Disaster management, together with the Johannesburg Metro Police, confiscated thousands of rands worth of fireworks in an operation that began on December 27.

Emergency Services spokesperson Robert Mulaudzi said that the move was aimed at ensuring that only those who were licensed to trade could sell fireworks. He added that this would assist in cutting down on the spread of illegal fireworks which may be dangerous.

"People might injure themselves using illegal fireworks, so we are ensuring their safety by removing them from the shelves of illegal traders," said Mulaudzi.

Mulaudzi added thousands of rands in fines had been issued to sellers found to have been in illegal possession of fireworks.

He said that emergency services would be on standby throughout Monday night, until the early hours of Tuesday.

"We are on high alert so that we can respond to any health hazard or physical hurt, and still continue to urge residents to discharge fireworks responsibly," said Mulaudzi.

"We know that adults love handing fireworks to children, and we ask them to refrain from that... We have seen scores of cases where children lose their fingers or hands, or even their eyes, and believe that would not be a wise move to do."

Meanwhile, police in Gauteng said they would be paying special attention to all issues of safety, with the aim of making communities feel safe and able celebrate without any fear of criminal activity.

"There will be high level of deployment at all hot spot areas like Berea, Hillbrow, Johannesburg Central, Sunnyside, Yeoville, Riverfront in Sedibeng and around major dams in the province," said spokesperson Colonel Lungelo Dlamini. 

He said that several operations would target offences relating to the violations of the Liquor Act, like illegal shebeens and drinking in public.

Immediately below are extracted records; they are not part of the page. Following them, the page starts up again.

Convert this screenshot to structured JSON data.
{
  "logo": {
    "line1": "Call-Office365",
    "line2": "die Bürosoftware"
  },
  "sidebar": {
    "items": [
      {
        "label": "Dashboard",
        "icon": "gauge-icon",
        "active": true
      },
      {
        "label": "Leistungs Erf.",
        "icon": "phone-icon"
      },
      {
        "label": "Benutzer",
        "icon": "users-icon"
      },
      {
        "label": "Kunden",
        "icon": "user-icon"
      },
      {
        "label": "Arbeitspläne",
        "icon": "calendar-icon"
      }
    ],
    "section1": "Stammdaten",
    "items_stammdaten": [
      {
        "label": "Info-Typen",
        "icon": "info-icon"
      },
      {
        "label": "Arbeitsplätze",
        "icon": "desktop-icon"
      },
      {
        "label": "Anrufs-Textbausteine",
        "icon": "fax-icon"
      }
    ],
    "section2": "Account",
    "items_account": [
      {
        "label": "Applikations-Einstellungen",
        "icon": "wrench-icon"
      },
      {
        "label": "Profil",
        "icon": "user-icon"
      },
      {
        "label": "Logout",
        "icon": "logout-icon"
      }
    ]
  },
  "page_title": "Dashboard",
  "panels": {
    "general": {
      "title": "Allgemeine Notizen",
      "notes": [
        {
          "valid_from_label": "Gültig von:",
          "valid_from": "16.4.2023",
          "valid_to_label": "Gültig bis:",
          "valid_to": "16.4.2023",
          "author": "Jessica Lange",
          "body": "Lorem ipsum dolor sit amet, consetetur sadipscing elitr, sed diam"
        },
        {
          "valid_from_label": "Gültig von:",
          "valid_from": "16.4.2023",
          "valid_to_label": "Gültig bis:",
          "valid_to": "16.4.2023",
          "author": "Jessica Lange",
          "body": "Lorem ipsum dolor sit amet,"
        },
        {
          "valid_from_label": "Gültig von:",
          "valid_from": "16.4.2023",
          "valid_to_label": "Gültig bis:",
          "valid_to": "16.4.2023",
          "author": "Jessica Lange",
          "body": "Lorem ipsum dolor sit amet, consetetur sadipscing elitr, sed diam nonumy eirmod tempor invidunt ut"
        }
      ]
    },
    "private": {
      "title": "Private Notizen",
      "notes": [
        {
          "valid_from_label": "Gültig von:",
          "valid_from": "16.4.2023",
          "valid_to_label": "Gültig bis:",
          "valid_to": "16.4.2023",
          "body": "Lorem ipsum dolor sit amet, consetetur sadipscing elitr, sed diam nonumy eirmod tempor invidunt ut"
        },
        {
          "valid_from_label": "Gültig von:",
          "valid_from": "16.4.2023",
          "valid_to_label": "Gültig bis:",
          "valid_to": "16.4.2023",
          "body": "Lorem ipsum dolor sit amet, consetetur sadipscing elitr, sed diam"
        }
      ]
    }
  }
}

They would also remove dangerous weapons, especially knives and other sharp objects, and illegal firearms.

"Drug dealers and users, traffic rules offenders and drunk drivers will not be spared," he said.

Dlamini appealed to the law abiding citizens who might be affected by these "disruptive operations to be patient and co-operate with law enforcement agencies" at stop-and-search operations, road blocks and road closures. 

He also appealed to residents not to abuse the 10 111 hotline number.